Oral language -- language that is similar to the way kids speak and hear it -- is vital in fiction books for struggling readers. According to Kylene Beers’s book When Kids Can’t Read What Teachers Can Do, “fragments, run-ons, short sentences, and slang all help create what readers call ‘real talk’ or ‘slang lang’ in a book.” This is the language kids hear in their heads. When this type of language is used in a book, it becomes easier for them to relate to the text on the written page.

This is something the editors at Stone Arch Books are constantly thinking about. We want our characters to sound real. Characters who speak with words and phrases appropriate to the situation, and are contemporary without being too trendy, help the reluctant reader enjoy the story. No kid wants to read about a hero who sounds like a grammar textbook. Bullies should sound mean, not literate. We take care to make our books sound the way kids talk, paying close attention to things like contractions, limited narrative passages, lots of dialogue, and sentences ending in propositions. They’re not always a part of exceptional literature, but they help students get into reading and eventually transition into more difficult literature.

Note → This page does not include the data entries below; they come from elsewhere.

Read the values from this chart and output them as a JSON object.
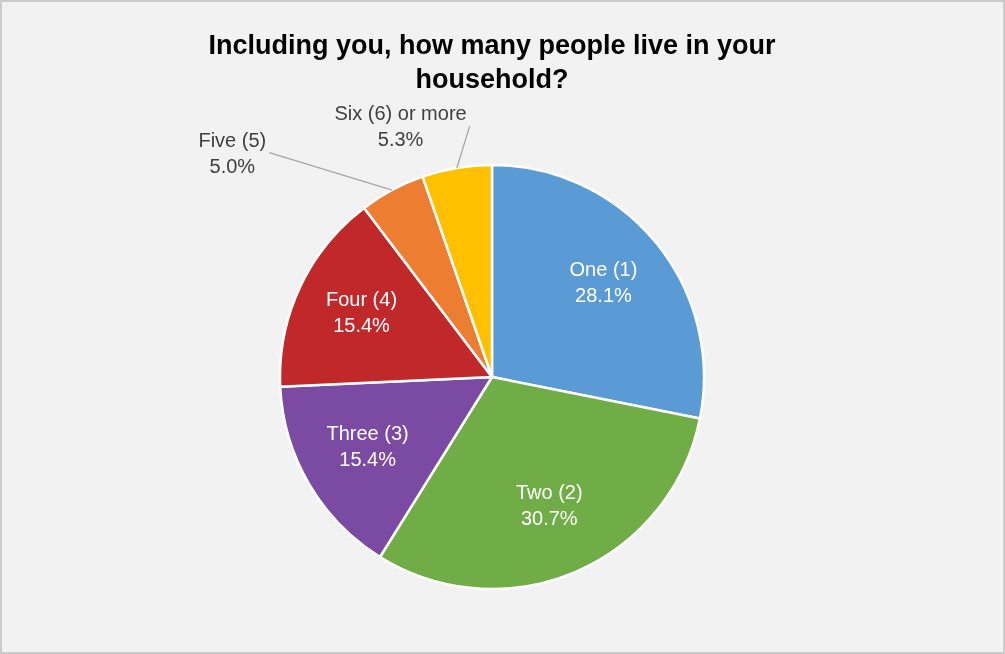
{
  "chart_data": {
    "type": "pie",
    "title": "Including you, how many people live in your household?",
    "categories": [
      "One (1)",
      "Two (2)",
      "Three (3)",
      "Four (4)",
      "Five (5)",
      "Six (6) or more"
    ],
    "values": [
      28.1,
      30.7,
      15.4,
      15.4,
      5.0,
      5.3
    ],
    "value_labels": [
      "28.1%",
      "30.7%",
      "15.4%",
      "15.4%",
      "5.0%",
      "5.3%"
    ],
    "colors": [
      "#5b9bd5",
      "#70ad47",
      "#7b4aa2",
      "#c0282a",
      "#ed7d31",
      "#ffc000"
    ],
    "legend": false
  }
}
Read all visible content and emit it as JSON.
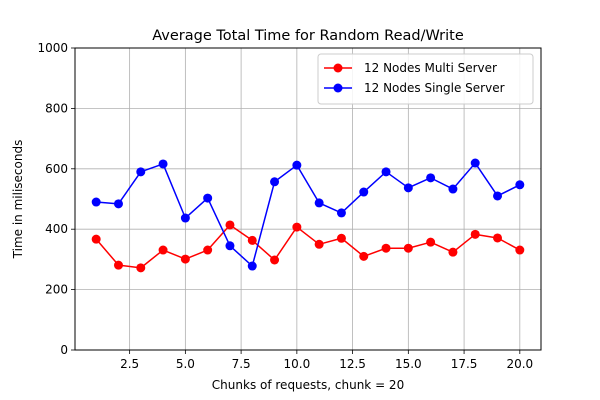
{
  "chart_data": {
    "type": "line",
    "title": "Average Total Time for Random Read/Write",
    "xlabel": "Chunks of requests, chunk = 20",
    "ylabel": "Time in miliseconds",
    "xlim": [
      0.05,
      20.95
    ],
    "ylim": [
      0,
      1000
    ],
    "xticks": [
      2.5,
      5.0,
      7.5,
      10.0,
      12.5,
      15.0,
      17.5,
      20.0
    ],
    "xtick_labels": [
      "2.5",
      "5.0",
      "7.5",
      "10.0",
      "12.5",
      "15.0",
      "17.5",
      "20.0"
    ],
    "yticks": [
      0,
      200,
      400,
      600,
      800,
      1000
    ],
    "ytick_labels": [
      "0",
      "200",
      "400",
      "600",
      "800",
      "1000"
    ],
    "grid": true,
    "legend_position": "top-right",
    "x": [
      1,
      2,
      3,
      4,
      5,
      6,
      7,
      8,
      9,
      10,
      11,
      12,
      13,
      14,
      15,
      16,
      17,
      18,
      19,
      20
    ],
    "series": [
      {
        "name": "12 Nodes Multi Server",
        "color": "#ff0000",
        "values": [
          367,
          281,
          272,
          331,
          301,
          331,
          414,
          363,
          298,
          407,
          350,
          370,
          310,
          337,
          337,
          357,
          324,
          383,
          371,
          331
        ]
      },
      {
        "name": "12 Nodes Single Server",
        "color": "#0000ff",
        "values": [
          490,
          484,
          590,
          616,
          437,
          503,
          345,
          278,
          557,
          612,
          487,
          454,
          523,
          590,
          537,
          570,
          533,
          619,
          510,
          547
        ]
      }
    ]
  }
}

In short, oral language gets kids reading. Specific elements of oral language, however, need to be kept to a minimum, or sometimes even deleted, to aid the struggling student. These include figurative, or flowery language, unnecessary use of idioms, homophones, and homographs. Whatever is not a part of a kid’s natural speech habits needs to be introduced in small and deliberate doses.

This approach extends a helping hand and gently moves the reader from oral language to the basics of written language, and then upward to more complex and more engaging material. No one will read Hamlet unless they can first get excited about ghosts, graveyards, and swordplay. And no one can get excited about ghosts, graveyards, and swordplay unless they are given the material in words that are familiar. At Stone Arch Books, we want to get kids excited about reading. To do so, we take time to make sure that our books echo kids’ words as well as their world.